Точка

(Опыт осмысления проблемы всеединства)

1. Точка зрения

Проблема всеединства ставит перед человеком вечные вопросы. Это вопрос первоначала и вытекающий из него вопрос о соединении в первоначале материального и духовного. Ответ на эти вопросы непосредственно связан с вопросом о самом человеке, поскольку он ощущает свое всеединство как возможность, без реализации которой не может ответить о смысле собственного существования.

Конечно, вопрос первоначала первичен, ведь материалистическая наука, отбросив духовную составляющую, тем не менее, не смогла ответить о причине возникновения вселенной. Как впрочем, и наоборот, растворение материального в идеальном, не дает возможности эту причину осознать.

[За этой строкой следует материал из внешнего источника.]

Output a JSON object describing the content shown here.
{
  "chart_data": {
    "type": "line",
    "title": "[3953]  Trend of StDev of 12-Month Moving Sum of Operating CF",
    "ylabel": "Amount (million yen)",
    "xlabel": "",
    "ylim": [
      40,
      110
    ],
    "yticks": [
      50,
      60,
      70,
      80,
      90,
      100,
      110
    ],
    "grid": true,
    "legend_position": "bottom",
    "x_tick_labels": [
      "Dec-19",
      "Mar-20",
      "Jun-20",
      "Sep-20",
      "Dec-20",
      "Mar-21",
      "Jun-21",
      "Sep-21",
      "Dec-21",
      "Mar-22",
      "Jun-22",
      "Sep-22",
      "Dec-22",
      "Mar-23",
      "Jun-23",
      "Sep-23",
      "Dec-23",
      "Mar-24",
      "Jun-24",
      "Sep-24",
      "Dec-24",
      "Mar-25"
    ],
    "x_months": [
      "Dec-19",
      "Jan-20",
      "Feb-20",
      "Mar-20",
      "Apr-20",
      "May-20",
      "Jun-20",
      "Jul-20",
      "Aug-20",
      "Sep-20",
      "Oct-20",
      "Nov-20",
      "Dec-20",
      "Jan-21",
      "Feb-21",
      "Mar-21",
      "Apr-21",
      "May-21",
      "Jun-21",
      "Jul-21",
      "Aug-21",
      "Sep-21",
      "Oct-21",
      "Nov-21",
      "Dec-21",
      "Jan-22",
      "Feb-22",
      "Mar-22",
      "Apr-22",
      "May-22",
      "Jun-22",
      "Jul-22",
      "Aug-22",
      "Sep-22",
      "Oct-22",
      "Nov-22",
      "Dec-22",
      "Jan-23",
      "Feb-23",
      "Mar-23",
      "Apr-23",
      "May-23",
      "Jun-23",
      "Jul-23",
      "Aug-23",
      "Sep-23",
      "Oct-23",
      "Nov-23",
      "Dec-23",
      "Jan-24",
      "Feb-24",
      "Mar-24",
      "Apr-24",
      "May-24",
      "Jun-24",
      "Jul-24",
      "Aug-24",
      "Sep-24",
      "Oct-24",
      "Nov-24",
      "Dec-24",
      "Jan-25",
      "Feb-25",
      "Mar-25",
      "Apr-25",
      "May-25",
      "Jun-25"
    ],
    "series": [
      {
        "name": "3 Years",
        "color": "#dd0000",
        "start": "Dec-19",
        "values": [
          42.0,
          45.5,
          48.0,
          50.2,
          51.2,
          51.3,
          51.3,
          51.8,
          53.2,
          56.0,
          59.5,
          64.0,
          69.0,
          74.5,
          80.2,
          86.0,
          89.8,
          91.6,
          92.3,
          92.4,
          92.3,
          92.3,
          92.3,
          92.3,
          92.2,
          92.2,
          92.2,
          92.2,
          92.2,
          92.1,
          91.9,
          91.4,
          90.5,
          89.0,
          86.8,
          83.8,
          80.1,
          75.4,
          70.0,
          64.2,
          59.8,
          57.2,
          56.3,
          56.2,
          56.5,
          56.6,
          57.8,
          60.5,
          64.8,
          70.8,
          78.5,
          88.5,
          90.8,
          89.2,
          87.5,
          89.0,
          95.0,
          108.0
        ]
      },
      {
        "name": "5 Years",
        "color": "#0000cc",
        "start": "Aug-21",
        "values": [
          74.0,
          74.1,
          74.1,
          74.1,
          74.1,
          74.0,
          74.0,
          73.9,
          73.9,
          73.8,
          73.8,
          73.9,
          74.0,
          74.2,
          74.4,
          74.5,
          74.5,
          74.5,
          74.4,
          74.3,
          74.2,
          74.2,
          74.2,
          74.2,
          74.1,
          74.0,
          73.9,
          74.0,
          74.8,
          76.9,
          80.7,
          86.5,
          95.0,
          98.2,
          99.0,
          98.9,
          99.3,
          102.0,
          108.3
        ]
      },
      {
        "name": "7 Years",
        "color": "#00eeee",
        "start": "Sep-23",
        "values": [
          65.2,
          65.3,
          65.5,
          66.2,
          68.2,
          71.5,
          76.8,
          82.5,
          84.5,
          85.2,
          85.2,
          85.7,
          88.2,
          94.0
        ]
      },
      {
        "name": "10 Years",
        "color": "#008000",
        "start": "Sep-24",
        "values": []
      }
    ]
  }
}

Иконой всеединства, а значит и символом всех вечных вопросов является «Точка». Что такое «Точка» не знает никто. По крайней мере, математика и геометрия снимают этот вопрос, просто кладя «Точку» в основание науки, не давая ей определения. Не имея ни размеров, ни формы, точке все же пытаются приписать координаты, хотя странно говорить о положении чего-то обладающего «нулевой размерностью».

В измерении человеческого сознания, «точка зрения» является тем аналогом неопределимого понятия «точки» из которого, тем не менее, ткется пространство мировоззрения.

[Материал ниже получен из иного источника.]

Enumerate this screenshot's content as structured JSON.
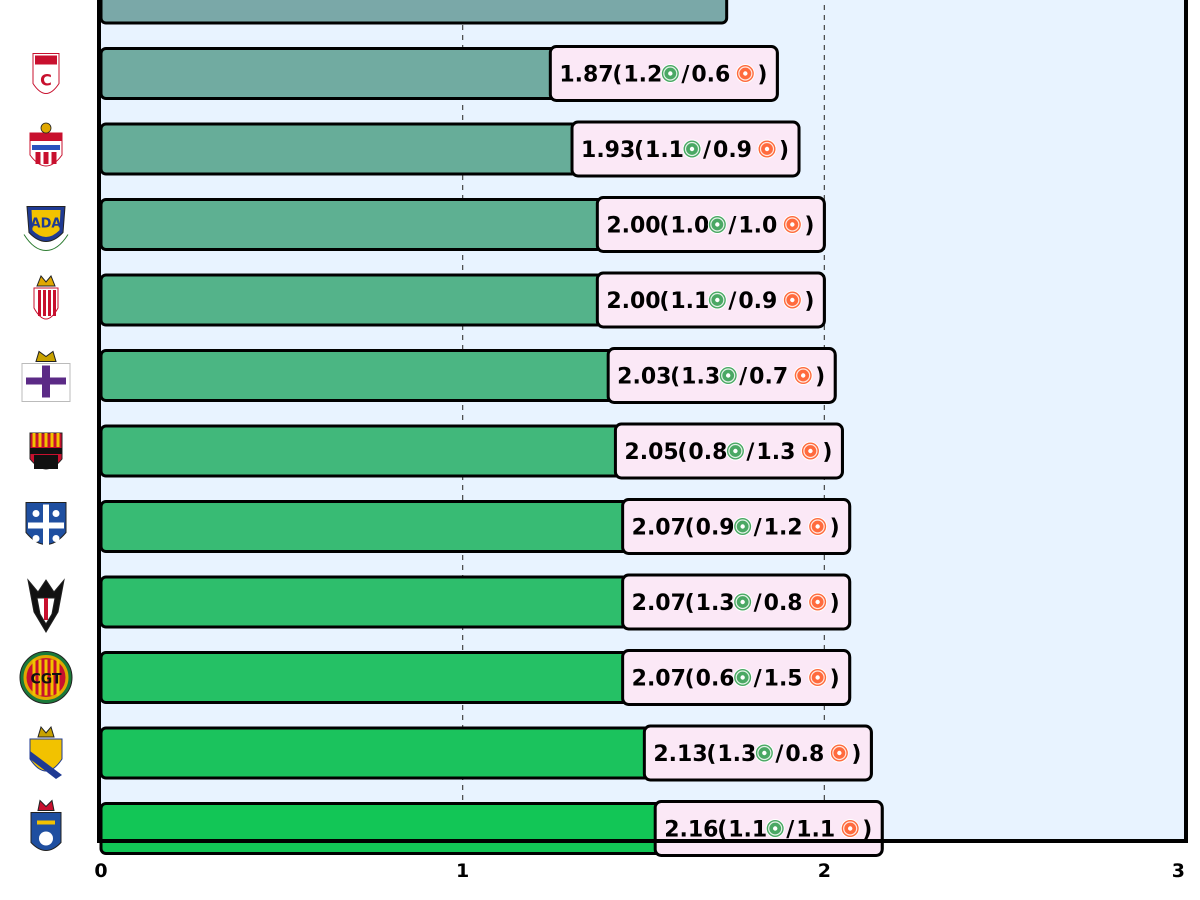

Точка зрения всегда предполагает наблюдателя, его взгляд и в своем частном значении предполагает отдельное суждение или мнение на какой-то вопрос. Но с точки зрения человека как существа целостного, «точка зрения» всегда стремиться выразить именно всеединство, стать «оком Бога». В этом ракурсе «точка зрения» становится синонимом «парадигмы», первичного образца, источником размерности. Поэтому правильная «точка зрения» обязательно должна включать в себя и абстрактно всеобщее и конкретно повседневное.

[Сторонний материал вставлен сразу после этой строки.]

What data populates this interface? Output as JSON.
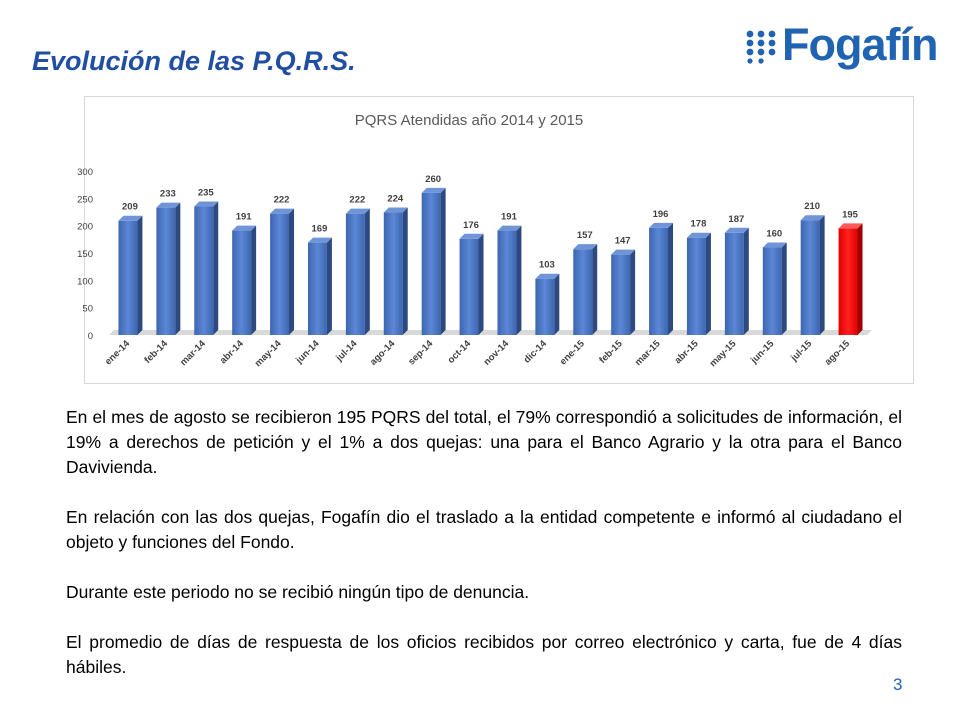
{
  "slide": {
    "title": "Evolución de las P.Q.R.S.",
    "logo_text": "Fogafín",
    "page_number": "3"
  },
  "paragraphs": [
    "En el mes de agosto se recibieron 195 PQRS del total, el 79% correspondió a solicitudes de información, el 19% a derechos de petición y el 1% a dos quejas: una para el Banco Agrario y la otra para el Banco Davivienda.",
    "En relación con las dos quejas, Fogafín dio el traslado a la entidad competente e informó al ciudadano el objeto y funciones del Fondo.",
    "Durante este periodo no se recibió ningún tipo de denuncia.",
    "El promedio de días de respuesta de los oficios recibidos por correo electrónico y carta, fue de 4 días hábiles."
  ],
  "colors": {
    "title": "#1f4ea3",
    "logo": "#1f63b2",
    "bar": "#4472c4",
    "bar_highlight": "#ff0000"
  },
  "chart_data": {
    "type": "bar",
    "title": "PQRS Atendidas año 2014 y 2015",
    "xlabel": "",
    "ylabel": "",
    "categories": [
      "ene-14",
      "feb-14",
      "mar-14",
      "abr-14",
      "may-14",
      "jun-14",
      "jul-14",
      "ago-14",
      "sep-14",
      "oct-14",
      "nov-14",
      "dic-14",
      "ene-15",
      "feb-15",
      "mar-15",
      "abr-15",
      "may-15",
      "jun-15",
      "jul-15",
      "ago-15"
    ],
    "values": [
      209,
      233,
      235,
      191,
      222,
      169,
      222,
      224,
      260,
      176,
      191,
      103,
      157,
      147,
      196,
      178,
      187,
      160,
      210,
      195
    ],
    "ylim": [
      0,
      300
    ],
    "yticks": [
      0,
      50,
      100,
      150,
      200,
      250,
      300
    ],
    "grid": false,
    "legend": "none",
    "highlight_category": "ago-15",
    "data_labels": true
  }
}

Самым адекватным изображением «точки зрения» является рисунок глаза с точкой зрачка. Собственно если «всеединство» мы можем выразить просто «точкой», то всеединство в человеке «точкой в кругу глаза».
«Глаз с точкой» или «круг с точкой» универсальный символ выразить другой аспект всеединства: соответствие части и целого, малого и великого. Собственно человек всегда себя ощущал неким «малым» соединенным с тем «великим», что окружает его, то есть космосом, небом. Причем в своем внутреннем самоощущении эта конструкция претерпевает инверсию, поскольку в восприятии как раз небо становится тем «малым», что умещается в «великой» душе человека. Взгляд человека, устремленного в небеса, точка его зрачка, в котором собирается полнота небес, есть зримое воплощение отсутствие ответа на вечный вопрос, как это вообще может быть? Причем восприятие неба в полноте человеческой душой ставит вопрос именно о двойственности самого взгляда, воспринимающего не только астрономический объект, но и скрытый невидимый духовный мир, также символизируемый небом.

 

2. Русская точка

Вот как про это восприятие неба писал русский певец всеединства А.Ф. Лосев:

«Небо есть, прежде всего, место горнее и достойнейшее. Оно — место умное, а потом уже физическое. Ум есть отнесение себя к себе же, бытие центриро­ванное само на себя, самосозна­ние, и его символ — шар и это не просто геометрический образ, но умно-символическая структура. Прежде всего, надо пом­нить, что все умное в отношении физического есть некий бесконечный предел, к которому физическое, сколько бы ни приближалось, никогда не может приблизиться так, чтобы расстояние между ними равнялось нулю. Умный предмет есть бесконечность, бесконечно большое число. Но пред­ставим себе шар, у которого радиус бесконечно велик. Чем больше радиус, тем изгиб окружности круга делается все меньше и меньше. Когда же радиус круга делается равным бесконечности, то совершенно ясно, что окружность пре­вращается в прямую линию. Поэтому Небо, есть такой шар, который имеет окружностью прямую линию. Далее, прямая линия, продол­женная в бесконечность, разрастается все больше и боль­ше в своей длине; наконец, когда она станет действи­тельно бесконечно большой, она вновь вернется в эту точ­ку, от которой мы ее стали проводить. Другими словами, прямая бесконечная линия есть такая прямая, расстоя­ние между концами которой равно нулю. А это значит, что на Небе прямая линия равна точке. Где центр Неба? Небо — шар. Этот шар имеет беско­нечно большой радиус. К бесконечности нельзя ничего прибавить такого, что сделало бы ее еще больше, ибо она уже охватывает все. Равным образом, ничего нельзя и от­нять от бесконечности, раз она — именно бесконечность. Но это значит, что как бы мы ни укорачивали радиус не­бесного шара, т. е. какую бы точку ни брали на этом ра­диусе, она будет вполне равноценна самому центру. Дру­гими словами, центром Неба является и то, что посредине его, и то, что вообще внутри его и даже любая точка его окружности. Центр небесного свода находится решительно везде, и любую его точку необходимо считать центром» (А. Ф. Лосев, Миф-Число-Сущность. М. 1994 с. 247-249).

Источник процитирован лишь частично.